- Official poster
- Directed by: Binod Poudel
- Written by: Binod Poudel
- Produced by: Rajendra Thakurathi Amitabh Joshi Kirtana Banskota Abeeral Thapa
- Starring: Bruce Dern
- Release date: April 25, 2025 (Nepal);
- Running time: 102 minutes
- Countries: United States Nepal
- Languages: English Nepali Dzongkha

= The World's Happiest Man =

The World's Happiest Man is a 2025 American-Nepalese drama film written and directed by Binod Poudel and starring Dayahang Rai, Hari Bansha Acharya and Bruce Dern.

==Cast==
- Bruce Dern
- Dayahang Rai
- Hari Bansha Acharya
- Pooja Chand-Lama
- Richa Ghimire
- Joss Pandey
- Tom Crain
- Aditi Pyakurel

==Production==
In January 2024, it was announced that Dern, Rai and Acharya were cast in the film and that filming occurred in Akron, Ohio.

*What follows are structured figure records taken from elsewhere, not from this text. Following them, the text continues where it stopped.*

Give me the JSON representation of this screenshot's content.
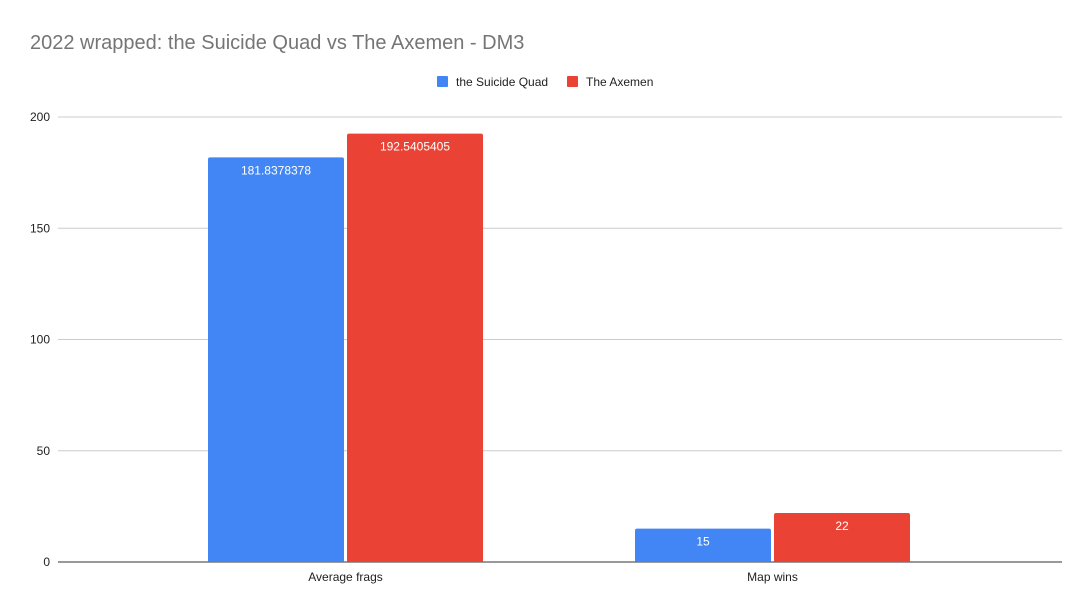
{
  "chart_data": {
    "type": "bar",
    "title": "2022 wrapped: the Suicide Quad vs The Axemen - DM3",
    "categories": [
      "Average frags",
      "Map wins"
    ],
    "series": [
      {
        "name": "the Suicide Quad",
        "color": "#4285f4",
        "values": [
          181.8378378,
          15
        ],
        "labels": [
          "181.8378378",
          "15"
        ]
      },
      {
        "name": "The Axemen",
        "color": "#ea4335",
        "values": [
          192.5405405,
          22
        ],
        "labels": [
          "192.5405405",
          "22"
        ]
      }
    ],
    "xlabel": "",
    "ylabel": "",
    "ylim": [
      0,
      200
    ],
    "yticks": [
      "0",
      "50",
      "100",
      "150",
      "200"
    ],
    "grid": true,
    "legend": "top-center"
  }
}
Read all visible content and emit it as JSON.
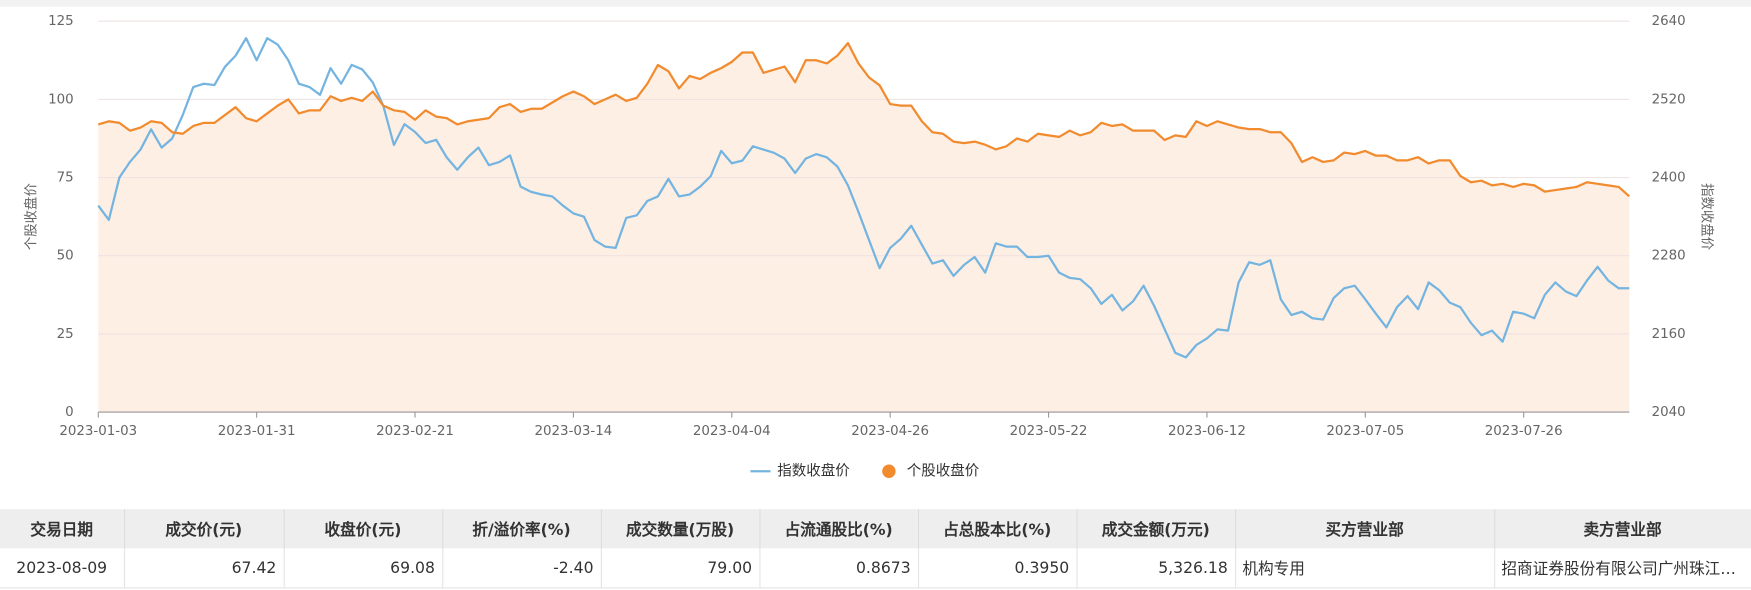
{
  "chart_data": {
    "type": "line",
    "ylabel": "个股收盘价",
    "y2label": "指数收盘价",
    "categories": [
      "2023-01-03",
      null,
      null,
      null,
      null,
      null,
      null,
      null,
      null,
      null,
      null,
      null,
      null,
      null,
      null,
      "2023-01-31",
      null,
      null,
      null,
      null,
      null,
      null,
      null,
      null,
      null,
      null,
      null,
      null,
      null,
      null,
      "2023-02-21",
      null,
      null,
      null,
      null,
      null,
      null,
      null,
      null,
      null,
      null,
      null,
      null,
      null,
      null,
      "2023-03-14",
      null,
      null,
      null,
      null,
      null,
      null,
      null,
      null,
      null,
      null,
      null,
      null,
      null,
      null,
      "2023-04-04",
      null,
      null,
      null,
      null,
      null,
      null,
      null,
      null,
      null,
      null,
      null,
      null,
      null,
      null,
      "2023-04-26",
      null,
      null,
      null,
      null,
      null,
      null,
      null,
      null,
      null,
      null,
      null,
      null,
      null,
      null,
      "2023-05-22",
      null,
      null,
      null,
      null,
      null,
      null,
      null,
      null,
      null,
      null,
      null,
      null,
      null,
      null,
      "2023-06-12",
      null,
      null,
      null,
      null,
      null,
      null,
      null,
      null,
      null,
      null,
      null,
      null,
      null,
      null,
      "2023-07-05",
      null,
      null,
      null,
      null,
      null,
      null,
      null,
      null,
      null,
      null,
      null,
      null,
      null,
      null,
      "2023-07-26",
      null,
      null,
      null,
      null,
      null,
      null,
      null,
      null,
      null,
      null
    ],
    "series": [
      {
        "name": "指数收盘价",
        "color": "#74b4e0",
        "axis": "y2",
        "values": [
          2357,
          2335,
          2400,
          2424,
          2443,
          2474,
          2446,
          2460,
          2496,
          2539,
          2544,
          2542,
          2570,
          2587,
          2614,
          2580,
          2614,
          2604,
          2580,
          2544,
          2539,
          2527,
          2568,
          2544,
          2573,
          2566,
          2546,
          2510,
          2450,
          2482,
          2470,
          2453,
          2458,
          2431,
          2412,
          2431,
          2446,
          2419,
          2424,
          2434,
          2386,
          2378,
          2374,
          2371,
          2357,
          2345,
          2340,
          2304,
          2294,
          2292,
          2338,
          2342,
          2364,
          2371,
          2398,
          2371,
          2374,
          2386,
          2402,
          2441,
          2422,
          2426,
          2448,
          2443,
          2438,
          2429,
          2407,
          2429,
          2436,
          2431,
          2417,
          2388,
          2347,
          2304,
          2261,
          2292,
          2306,
          2326,
          2297,
          2268,
          2273,
          2249,
          2266,
          2278,
          2254,
          2299,
          2294,
          2294,
          2278,
          2278,
          2280,
          2254,
          2246,
          2244,
          2230,
          2206,
          2220,
          2196,
          2210,
          2234,
          2203,
          2167,
          2131,
          2124,
          2143,
          2153,
          2167,
          2165,
          2239,
          2270,
          2266,
          2273,
          2213,
          2189,
          2194,
          2184,
          2182,
          2215,
          2230,
          2234,
          2213,
          2191,
          2170,
          2201,
          2218,
          2198,
          2239,
          2227,
          2208,
          2201,
          2177,
          2158,
          2165,
          2148,
          2194,
          2191,
          2184,
          2220,
          2239,
          2225,
          2218,
          2242,
          2263,
          2242,
          2230,
          2230
        ]
      },
      {
        "name": "个股收盘价",
        "color": "#f28a2e",
        "area_color": "#fdefe4",
        "values": [
          92,
          93,
          92.5,
          90,
          91,
          93,
          92.5,
          89.5,
          89,
          91.5,
          92.5,
          92.5,
          95,
          97.5,
          94,
          93,
          95.5,
          98,
          100,
          95.5,
          96.5,
          96.5,
          101,
          99.5,
          100.5,
          99.5,
          102.5,
          98,
          96.5,
          96,
          93.5,
          96.5,
          94.5,
          94,
          92,
          93,
          93.5,
          94,
          97.5,
          98.5,
          96,
          97,
          97,
          99,
          101,
          102.5,
          101,
          98.5,
          100,
          101.5,
          99.5,
          100.5,
          105,
          111,
          109,
          103.5,
          107.5,
          106.5,
          108.5,
          110,
          112,
          115,
          115,
          108.5,
          109.5,
          110.5,
          105.5,
          112.5,
          112.5,
          111.5,
          114,
          118,
          111.5,
          107,
          104.5,
          98.5,
          98,
          98,
          93,
          89.5,
          89,
          86.5,
          86,
          86.5,
          85.5,
          84,
          85,
          87.5,
          86.5,
          89,
          88.5,
          88,
          90,
          88.5,
          89.5,
          92.5,
          91.5,
          92,
          90,
          90,
          90,
          87,
          88.5,
          88,
          93,
          91.5,
          93,
          92,
          91,
          90.5,
          90.5,
          89.5,
          89.5,
          86,
          80,
          81.5,
          80,
          80.5,
          83,
          82.5,
          83.5,
          82,
          82,
          80.5,
          80.5,
          81.5,
          79.5,
          80.5,
          80.5,
          75.5,
          73.5,
          74,
          72.5,
          73,
          72,
          73,
          72.5,
          70.5,
          71,
          71.5,
          72,
          73.5,
          73,
          72.5,
          72,
          69
        ]
      }
    ],
    "ylim": [
      0,
      125
    ],
    "yticks": [
      0,
      25,
      50,
      75,
      100,
      125
    ],
    "y2lim": [
      2040,
      2640
    ],
    "y2ticks": [
      2040,
      2160,
      2280,
      2400,
      2520,
      2640
    ],
    "grid": true,
    "legend": "bottom"
  },
  "table": {
    "header": [
      "交易日期",
      "成交价(元)",
      "收盘价(元)",
      "折/溢价率(%)",
      "成交数量(万股)",
      "占流通股比(%)",
      "占总股本比(%)",
      "成交金额(万元)",
      "买方营业部",
      "卖方营业部"
    ],
    "rows": [
      [
        "2023-08-09",
        "67.42",
        "69.08",
        "-2.40",
        "79.00",
        "0.8673",
        "0.3950",
        "5,326.18",
        "机构专用",
        "招商证券股份有限公司广州珠江新城证券营业部"
      ]
    ]
  }
}
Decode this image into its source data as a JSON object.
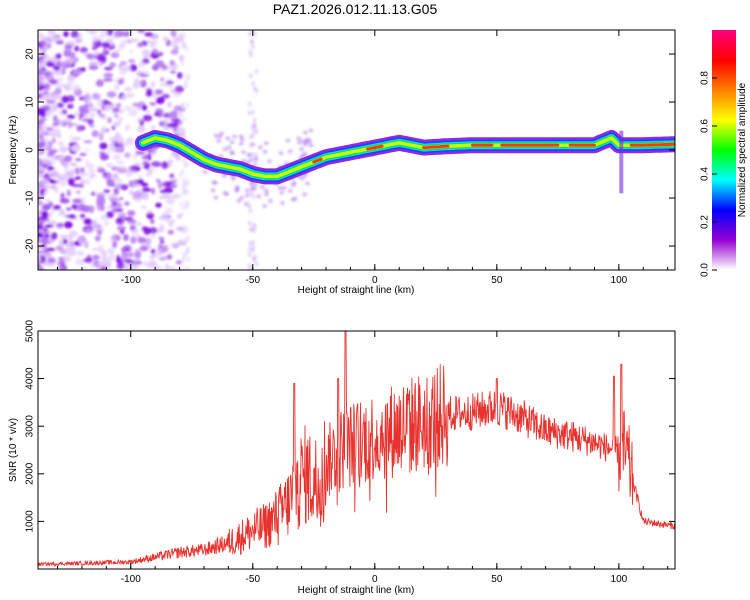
{
  "title": "PAZ1.2026.012.11.13.G05",
  "chart_data": [
    {
      "type": "heatmap",
      "name": "spectrogram",
      "xlabel": "Height of straight line (km)",
      "ylabel": "Frequency (Hz)",
      "xlim": [
        -138,
        123
      ],
      "ylim": [
        -25,
        25
      ],
      "xticks": [
        -100,
        -50,
        0,
        50,
        100
      ],
      "yticks": [
        -20,
        -10,
        0,
        10,
        20
      ],
      "colorbar": {
        "label": "Normalized spectral amplitude",
        "range": [
          0,
          1
        ],
        "ticks": [
          "0.0",
          "0.2",
          "0.4",
          "0.6",
          "0.8"
        ],
        "colors": [
          "#ffffff",
          "#9400d3",
          "#0000ff",
          "#00ffff",
          "#00ff00",
          "#ffff00",
          "#ff7f00",
          "#ff0000",
          "#ff0080"
        ]
      },
      "ridge": {
        "x": [
          -95,
          -90,
          -85,
          -80,
          -75,
          -70,
          -65,
          -60,
          -55,
          -50,
          -45,
          -40,
          -35,
          -30,
          -25,
          -20,
          -15,
          -10,
          -5,
          0,
          5,
          10,
          20,
          30,
          40,
          50,
          60,
          70,
          80,
          90,
          97,
          100,
          110,
          123
        ],
        "y": [
          1.5,
          2.5,
          2.0,
          1.0,
          -0.5,
          -2.0,
          -3.0,
          -3.5,
          -4.0,
          -5.0,
          -5.5,
          -5.5,
          -4.5,
          -3.5,
          -2.5,
          -1.5,
          -1.0,
          -0.5,
          0.0,
          0.5,
          1.0,
          1.5,
          0.5,
          0.8,
          1.0,
          1.0,
          1.0,
          1.0,
          1.0,
          1.0,
          2.5,
          1.0,
          1.0,
          1.2
        ]
      }
    },
    {
      "type": "line",
      "name": "snr",
      "xlabel": "Height of straight line (km)",
      "ylabel": "SNR (10 * v/v)",
      "xlim": [
        -138,
        123
      ],
      "ylim": [
        0,
        5000
      ],
      "xticks": [
        -100,
        -50,
        0,
        50,
        100
      ],
      "yticks": [
        1000,
        2000,
        3000,
        4000,
        5000
      ],
      "color": "#e8322e",
      "trend": {
        "x": [
          -138,
          -120,
          -100,
          -90,
          -80,
          -70,
          -60,
          -50,
          -45,
          -40,
          -35,
          -32,
          -28,
          -25,
          -20,
          -15,
          -10,
          -5,
          0,
          10,
          20,
          30,
          40,
          50,
          60,
          70,
          80,
          90,
          95,
          100,
          103,
          105,
          110,
          123
        ],
        "y": [
          100,
          120,
          150,
          250,
          350,
          400,
          550,
          800,
          900,
          1100,
          1400,
          1800,
          2000,
          1800,
          2200,
          2500,
          2600,
          2700,
          2800,
          2950,
          3100,
          3250,
          3300,
          3400,
          3200,
          2900,
          2800,
          2650,
          2550,
          2500,
          2400,
          2000,
          1000,
          900
        ]
      },
      "spikes": [
        {
          "x": -33,
          "y": 3900
        },
        {
          "x": -12,
          "y": 5000
        },
        {
          "x": -15,
          "y": 4000
        },
        {
          "x": 50,
          "y": 4000
        },
        {
          "x": 101,
          "y": 4300
        },
        {
          "x": 98,
          "y": 4050
        }
      ]
    }
  ]
}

As per report, the film has entered its final stage of post-production.

==Release==
The film was released in Nepal on April 25, 2025.

==Reception==
Sanskriti Pokharel of The Kathmandu Post gave the film a mixed to positive review, writing “All the characters in the movie deserve 10/10 for their performances.(…)Moreover, due to its nonlinear narrative style, the movie might be incomprehensible and too bizarre for some audiences.”

Sudiksha Tuladhar of the Nepali Times gave the film a negative review and wrote, “Scenes shift quickly throughout making the story difficult to follow at times. The use of symbolism is a trite overdone.”